World Liberty Financial avança para listing de seu token WLFI, firmado pela família Trump e aliados, abrindo possibilidade de saída para investidores iniciais e levantando questões sobre governança no mercado de ativos digitais.
A empresa confirmou, via Eric Trump e Donald Trump Jr, que iniciou o processo para listar WLFI em bolsas de criptomoedas. A novidade foi anunciada no dia 4 de julho, em meio a expectativa de maior liquidez para os primeiros apoiadores.
No fórum da World Liberty, mais de 400 respostas apoiaram a proposta, mas ainda não há data para conclusão do processo. A empresa não comentou o assunto à Bloomberg News.
O WLFI foi apresentado no ano passado como token de governança intransferível, com uso em votações sobre o rumo do projeto de finanças descentralizadas. Comércio informal já ocorreu em plataformas secundárias com valores entre 0,13 e 0,18 dólar.
Segundo o white paper de outubro de 2024, empresas ligadas à família Trump e associadas, incluindo o incorporador Steven Witkoff, podem deter cerca de um terço dos 100 bilhões de tokens WLFI. A participação pode representar bilhões de dólares no papel.
Especialistas destacam riscos de liquidez e quedas significativas em longo prazo. Mesmo com avaliações potenciais altas, não há confirmação de valor realizado. O mercado acompanha a possibilidade de venda de parcelas por primeiros detentores conforme o preço subir.
Parte da comunidade e investidores vizinhos planejam movimentos, como venda de pequenas parcelas caso o token alcance faixas entre US$ 2 e US$ 5. Há quem compare com memecoins anteriores, que apresentaram volatilidade expressiva.

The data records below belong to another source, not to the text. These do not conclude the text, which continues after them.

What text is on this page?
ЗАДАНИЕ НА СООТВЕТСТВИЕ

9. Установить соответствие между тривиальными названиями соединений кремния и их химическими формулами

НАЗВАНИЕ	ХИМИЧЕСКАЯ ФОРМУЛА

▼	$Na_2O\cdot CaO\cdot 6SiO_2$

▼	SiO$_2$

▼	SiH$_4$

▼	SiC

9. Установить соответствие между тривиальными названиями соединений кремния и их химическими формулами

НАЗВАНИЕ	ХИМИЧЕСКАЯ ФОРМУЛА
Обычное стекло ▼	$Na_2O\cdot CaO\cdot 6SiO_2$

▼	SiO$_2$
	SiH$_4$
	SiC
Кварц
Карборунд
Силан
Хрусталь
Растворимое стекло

O cenário envolve também o aumento recente de patrimônio de Donald Trump sob o guarda-chuva de atividades digitais. A Casa Branca afirma que o presidente está separado de seus negócios, com ativos sob gestão familiar. As regras de governança seguem em avaliação.
O projeto WLFI já atraiu participantes internacionais e nomes ligados ao setor, como o criador do marketplace DWF Labs e o investidor Justin Sun, sem respostas oficiais de as respectivas partes. A World Liberty também lançou a stablecoin USD1, utilizada em operações envolvendo outras plataformas.
Se a bolsa aceitar o WLFI, pode haver venda futura com cronogramas de bloqueio para quem entrou cedo. A decisão final depende de votações na plataforma Snapshot, conforme o líder de um grupo da comunidade World Liberty, com previsão de definição até agosto.
Fontes associadas ao tema indicam que a proposta poderá trazer ganhos potenciais para primeiros compradores, mas também riscos de volatilidade e impactos regulatórios. A Bloomberg acompanha o andamento do caso.